Book Review by Masoud Borbor
Narrow Road to the Deep North, by Richard Flanagan is a story of war. A story of a man, in an all men’s world, who enters a war with a deep, forbidden love inside, and after the impact of each tragedy he witnesses in a POW camp, he becomes gradually void.
Flanagan starts the story with illustrious images taking us step by step into his story world. With descriptions sometimes reminiscent of James Joyce (in Dubliners not Ulysses) the story itself, mentions Joyce words as well.
Each chapter becomes a story: a notebook gone with wind, a love ruined, a soldier humiliated, etc. The story moves forward slowly but every time you are about to get bored you face a surprise: a forbidden sweet love story which makes the book a page-turner, or a lash of a tragedy which forces you to close the book, astonished, transfixed, and silent.

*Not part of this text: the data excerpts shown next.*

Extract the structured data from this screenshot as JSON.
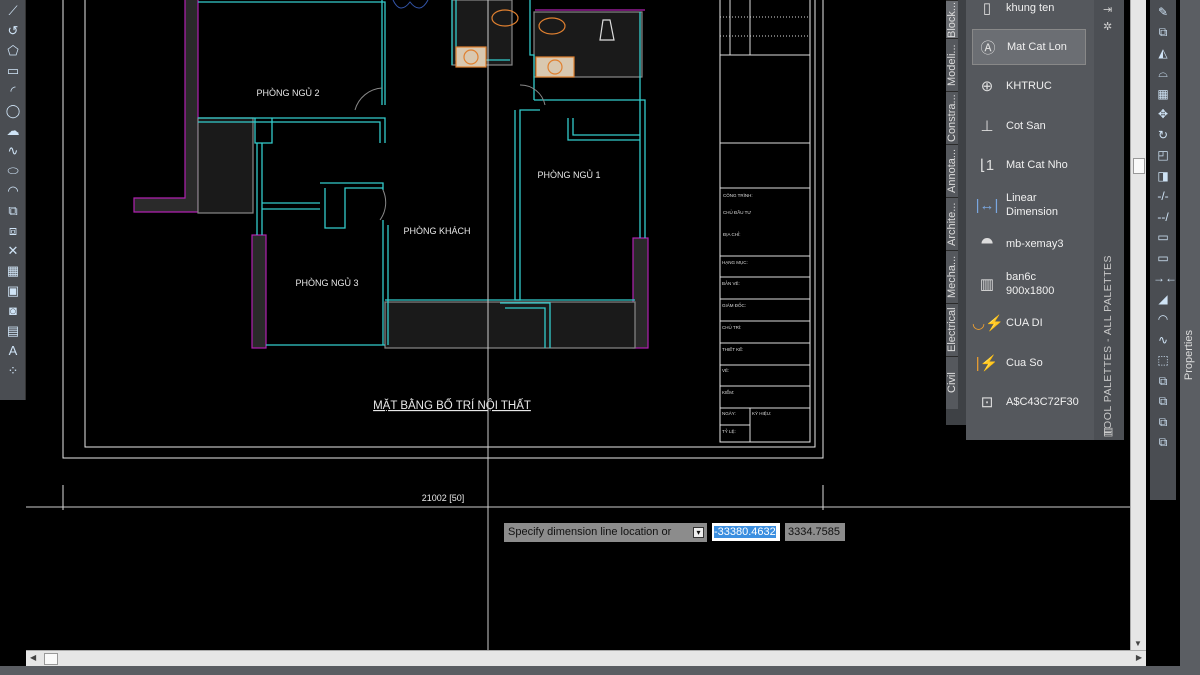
{
  "drawing": {
    "rooms": [
      "PHÒNG NGỦ 2",
      "PHÒNG NGỦ 1",
      "PHÒNG KHÁCH",
      "PHÒNG NGỦ 3"
    ],
    "title": "MẶT BẰNG BỐ TRÍ NỘI THẤT",
    "dimension_text": "21002 [50]",
    "title_block": [
      "CÔNG TRÌNH:",
      "CHỦ ĐẦU TƯ",
      "ĐỊA CHỈ:",
      "HẠNG MỤC:",
      "BẢN VẼ:",
      "GIÁM ĐỐC:",
      "CHỦ TRÌ:",
      "THIẾT KẾ:",
      "VẼ:",
      "KIỂM:",
      "NGÀY:",
      "KÝ HIỆU:",
      "TỶ LỆ:"
    ],
    "colors": {
      "walls": "#33cccc",
      "hatch_walls": "#b020b0",
      "fixtures": "#e08030",
      "frame": "#e8e8e8"
    }
  },
  "command": {
    "prompt": "Specify dimension line location or",
    "x_value": "-33380.4632",
    "y_value": "3334.7585"
  },
  "tool_palette": {
    "title": "TOOL PALETTES - ALL PALETTES",
    "tabs": [
      "Block...",
      "Modeli...",
      "Constra...",
      "Annota...",
      "Archite...",
      "Mecha...",
      "Electrical",
      "Civil"
    ],
    "items": [
      {
        "label": "khung ten",
        "icon": "frame-icon"
      },
      {
        "label": "Mat Cat Lon",
        "icon": "section-mark-icon",
        "selected": true
      },
      {
        "label": "KHTRUC",
        "icon": "axis-icon"
      },
      {
        "label": "Cot San",
        "icon": "level-icon"
      },
      {
        "label": "Mat Cat Nho",
        "icon": "section-small-icon"
      },
      {
        "label": "Linear Dimension",
        "icon": "linear-dimension-icon"
      },
      {
        "label": "mb-xemay3",
        "icon": "motorbike-icon"
      },
      {
        "label": "ban6c 900x1800",
        "icon": "table-icon"
      },
      {
        "label": "CUA DI",
        "icon": "door-icon"
      },
      {
        "label": "Cua So",
        "icon": "window-icon"
      },
      {
        "label": "A$C43C72F30",
        "icon": "block-icon"
      }
    ]
  },
  "properties_label": "Properties"
}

The story world, is somewhere deep inside a forest, with almost naked men stuck in rain and mud, under oppression as POWs; Somewhere near a sunny beach getting rich with a sweet hidden love started in a bookstore; And somewhere inside a mind, staring at the existence reviewing beliefs and sentences over and over by metaphoric images.
The book`s style, for me as a non-native English reader was difficult but charming, which sometimes makes you pause, whisper and memorize the page to share it with the others in your BookFeed.

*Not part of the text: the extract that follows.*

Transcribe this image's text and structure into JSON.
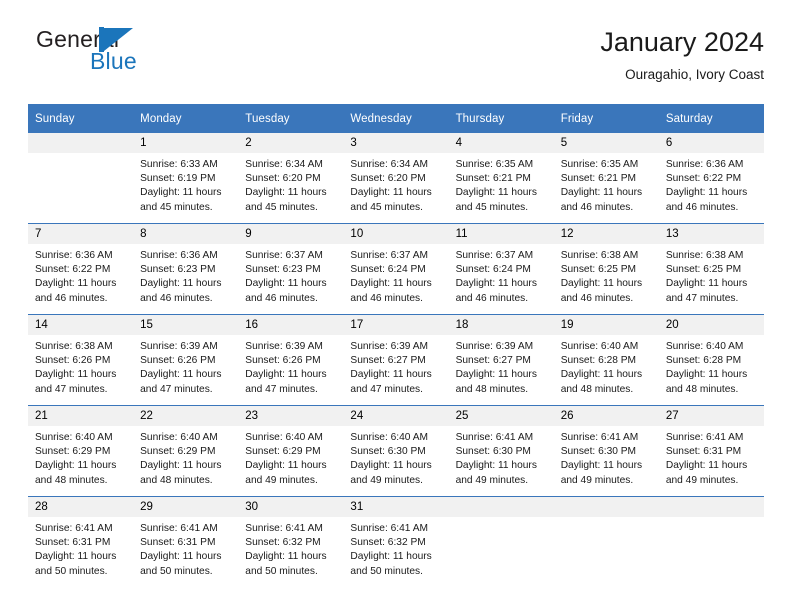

I read the first 317 pages with enthusiasm and pleasure, but the final part -starting from page 317 in my copy- which described the fate of each character to their very end, went on too slow and not motivating leaving nothing but a few images you might want to remember someday.
Narrow Road to the Deep North, is a story of war, love, enslavement, human beings, and existence. If you look for a fast paced story with consecutive adventure, this would not be a choice, but if you look for a book which raises a world, vivid as a nightmare, memorable as the first love, and agitating as bad memories, here you are.